IT and software development company Globant said in a statement on Wednesday that there had been a network breach. The statement appeared to confirm claims made by Lapsus$, a group that has successfully compromised Microsoft, Nvidia, Okta, and other victims over the past few weeks.
Lapsus$ is a relative newcomer to the data extortion scene. While the group’s tactics and procedures lack sophistication, its members, who are largely viewed as young and technically immature, make up for it with persistence. Gang members were rumored to be among seven people arrested last week by the London Police.
Not dead yet
A leak Tuesday on the Lapsus$ Telegram channel included data the group said came from a recent hack on Globant, raising questions about the suspects’, aged 16 to 21, relationship with Lapsus, exactly had $. Recently the FBI sought public help when tracking the group.
London Police do not appear to have specifically said the suspects were members of Lapsus$, “but assuming [the suspects] we still don’t know how many other individuals may be connected to the operation or where they may be based,” Brett Callow, a threat analyst at security firm Emsisoft, wrote in a private message. “For example, at least one of their members appears to be native speakers — or more accurately, writers — of Brazilian Portuguese.”
The Telegram post included a screenshot of data allegedly from Luxembourg-based Globant, which operates in 18 countries and has more than 23,500 employees. Folders for one of the allegedly stolen data caches had names like “Apple Health App”, “Facebook”, “C-SPAN” and “DHL”. Another post on the same channel purported to show credentials, many with weak passwords, for some of the servers where Globant stored the data.
A torrent link in the post indicated that the source code leaked cache was around 70 GB.
Script kiddies code repository violated
“We recently discovered that a limited portion of our company’s code repository was exposed to unauthorized access,” company officials wrote in a expression. “We have activated our security logs and are conducting a full investigation.”
So far, the statement said, investigators believe the stolen data was “limited to specific source code and project-related documentation for a very limited number of clients.” The current investigation has yet to find evidence that other data or systems were breached.
Company officials declined to answer questions asking when the breach occurred, whether the leaked data was genuine, and whether anyone had contacted Globant to demand a ransom.

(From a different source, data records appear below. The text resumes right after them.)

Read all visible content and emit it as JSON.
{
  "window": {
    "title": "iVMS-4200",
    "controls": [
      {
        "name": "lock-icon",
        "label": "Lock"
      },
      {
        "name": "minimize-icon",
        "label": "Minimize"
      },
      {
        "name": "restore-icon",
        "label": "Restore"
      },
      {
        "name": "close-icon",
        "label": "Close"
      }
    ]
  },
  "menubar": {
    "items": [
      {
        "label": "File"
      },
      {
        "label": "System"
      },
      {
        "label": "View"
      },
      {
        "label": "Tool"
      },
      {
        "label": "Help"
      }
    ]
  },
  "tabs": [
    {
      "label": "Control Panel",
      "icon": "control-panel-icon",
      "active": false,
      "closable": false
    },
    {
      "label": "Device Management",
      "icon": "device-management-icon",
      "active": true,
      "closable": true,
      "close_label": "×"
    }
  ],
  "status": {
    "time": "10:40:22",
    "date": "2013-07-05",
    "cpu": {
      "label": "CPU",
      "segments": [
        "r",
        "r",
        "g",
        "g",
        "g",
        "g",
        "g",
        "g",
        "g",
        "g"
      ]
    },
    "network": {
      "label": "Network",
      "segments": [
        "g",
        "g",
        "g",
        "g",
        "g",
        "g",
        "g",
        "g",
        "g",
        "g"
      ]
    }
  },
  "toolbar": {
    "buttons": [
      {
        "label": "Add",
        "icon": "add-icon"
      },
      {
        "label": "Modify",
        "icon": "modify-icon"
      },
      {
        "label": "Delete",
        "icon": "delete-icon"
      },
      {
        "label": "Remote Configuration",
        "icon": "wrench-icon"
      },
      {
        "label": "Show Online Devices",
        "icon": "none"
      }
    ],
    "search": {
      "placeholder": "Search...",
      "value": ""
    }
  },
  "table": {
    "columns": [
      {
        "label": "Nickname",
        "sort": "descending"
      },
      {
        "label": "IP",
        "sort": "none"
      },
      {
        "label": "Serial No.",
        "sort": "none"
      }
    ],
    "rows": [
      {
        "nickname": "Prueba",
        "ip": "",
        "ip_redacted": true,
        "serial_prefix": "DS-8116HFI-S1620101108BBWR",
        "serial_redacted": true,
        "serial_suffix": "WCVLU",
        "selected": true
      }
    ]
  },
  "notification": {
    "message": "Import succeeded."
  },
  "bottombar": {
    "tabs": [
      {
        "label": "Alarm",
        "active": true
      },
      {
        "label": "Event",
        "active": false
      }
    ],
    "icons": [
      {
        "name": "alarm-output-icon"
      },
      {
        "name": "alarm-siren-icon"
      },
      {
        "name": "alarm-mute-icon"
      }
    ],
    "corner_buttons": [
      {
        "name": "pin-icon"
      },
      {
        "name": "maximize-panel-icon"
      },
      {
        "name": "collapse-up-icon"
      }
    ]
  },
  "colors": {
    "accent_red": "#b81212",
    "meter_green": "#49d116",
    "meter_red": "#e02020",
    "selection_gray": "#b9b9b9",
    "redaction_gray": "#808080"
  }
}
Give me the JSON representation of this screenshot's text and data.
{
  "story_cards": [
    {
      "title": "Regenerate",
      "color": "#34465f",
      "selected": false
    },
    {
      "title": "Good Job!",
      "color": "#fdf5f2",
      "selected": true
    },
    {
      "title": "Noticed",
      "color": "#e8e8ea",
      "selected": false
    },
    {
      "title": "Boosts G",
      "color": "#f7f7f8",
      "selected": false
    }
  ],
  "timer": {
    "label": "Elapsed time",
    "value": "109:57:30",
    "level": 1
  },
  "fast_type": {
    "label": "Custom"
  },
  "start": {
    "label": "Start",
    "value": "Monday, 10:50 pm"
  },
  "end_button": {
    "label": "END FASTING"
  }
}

Last week, CancerOnSecurity and Bloomberg reported that a core member of Lapsus$ is a 16-year-old living in Oxford, England. A day later, London police said at least one of the arrested hacker suspects was 16 years old.
Lapsus$ uses a variety of simple methods to successfully harm its victims. For example, to bypass the multifactor authentication protections of some targets, members who had obtained passwords would regularly attempt to log into the affected accounts, a technique known as MFA prompt bombing. In many cases, prompts can be delivered through a standard telephone call.
“There is no limit to the number of calls that can be made,” a Lapsus$ member recently wrote. “Call the employee 100 times at 1am while they are trying to sleep and they will most likely take it. Once the agent answers the first call, you can access the MFA enrollment portal and enroll another device.”
Other techniques included SIM swaps and social engineering. Lapsus$ isn’t above bribery either; Once an organization is targeted, the group pursues its customers and employees of its contractors.
Lapsus$’s continued activity is further evidence of the group’s resilience. While organizations often focus on defending against zero-day exploits and other types of advanced threats, Lapsus$ should serve as a reminder that less esoteric hacking methods are often simpler and just as effective.